Media, Race and Obama’s First Year: A Study of African Americans in U.S. News Coverage

Pew Research Center

- As a group, African Americans attracted relatively little attention in the U.S. mainstream news media during the first year of Barack Obama’s presidency — and what coverage there was tended to focus more on specific episodes than on examining how broader issues and trends affected the lives of blacks generally, according to a year-long study by the Pew Research Center’s Project for Excellence in Journalism and its Social and Demographic Trends Project.

From early 2009 through early 2010, the biggest news story related to African Americans was the controversy triggered by the arrest last summer of a prominent black Harvard University professor by a white Cambridge, Mass. police officer. It accounted for nearly four times more African American-related coverage than did either of the two biggest national “issue” stories covered by the mainstream media during the same period — the economy and health care.

The study finds that 9% of the coverage of the nation’s first black president and his administration during Obama’s first year in office had some race angle to it. Here, too, this coverage was largely tied to specific incidents or controversies rather than to broader issues and themes.

These findings come from an examination of more than 67,000 national news stories that appeared between Feb. 16, 2009 and Feb. 15, 2010 in different mainstream media outlets, including newspapers, cable and network television, radio, and news websites.

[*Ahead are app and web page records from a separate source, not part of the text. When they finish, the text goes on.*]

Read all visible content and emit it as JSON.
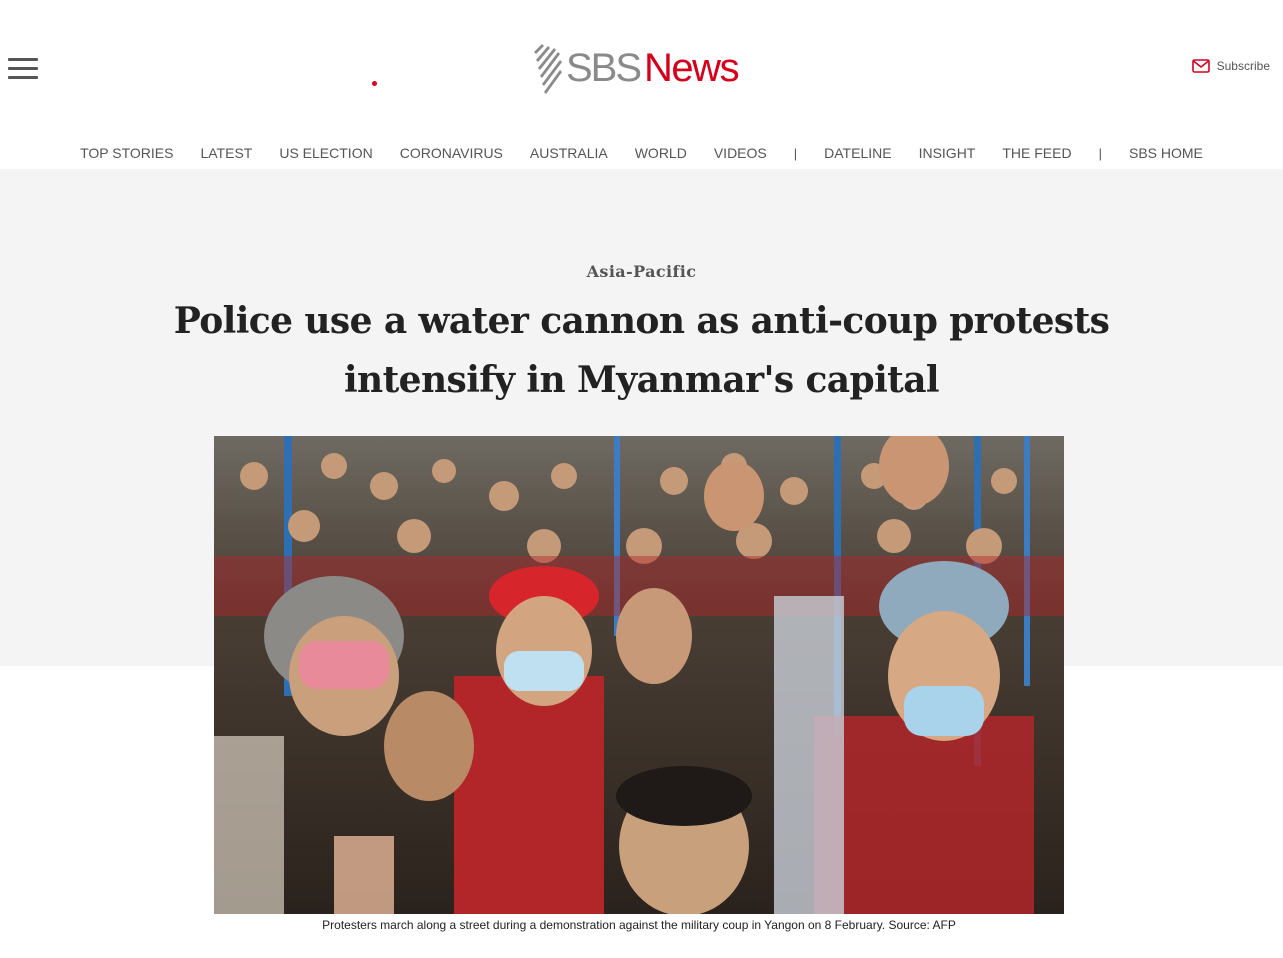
{
  "header": {
    "logo_primary": "SBS",
    "logo_secondary": "News",
    "subscribe_label": "Subscribe",
    "brand_red": "#d6001c",
    "brand_grey": "#8a8a8a"
  },
  "nav": {
    "items": [
      {
        "label": "TOP STORIES"
      },
      {
        "label": "LATEST"
      },
      {
        "label": "US ELECTION"
      },
      {
        "label": "CORONAVIRUS"
      },
      {
        "label": "AUSTRALIA"
      },
      {
        "label": "WORLD"
      },
      {
        "label": "VIDEOS"
      },
      {
        "separator": "|"
      },
      {
        "label": "DATELINE"
      },
      {
        "label": "INSIGHT"
      },
      {
        "label": "THE FEED"
      },
      {
        "separator": "|"
      },
      {
        "label": "SBS HOME"
      }
    ]
  },
  "article": {
    "section": "Asia-Pacific",
    "headline": "Police use a water cannon as anti-coup protests intensify in Myanmar's capital",
    "image": {
      "description_icon": "photo-protesters",
      "caption": "Protesters march along a street during a demonstration against the military coup in Yangon on 8 February. Source: AFP"
    }
  }
}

Just 643 of those stories, 1.9% of the total newshole examined by the study, related in a significant way to African Americans in the U.S.1 (To be considered a “significant” part of a given story, 25% of the content of that story must be about a demographic group and its race/ethnicity). However, this was more coverage than was given in the s same time period to two other minority groups — Hispanics (1.3%) and Asian Americans (0.2%). As a percentage African Americans make up 12.9% of the U.S. population.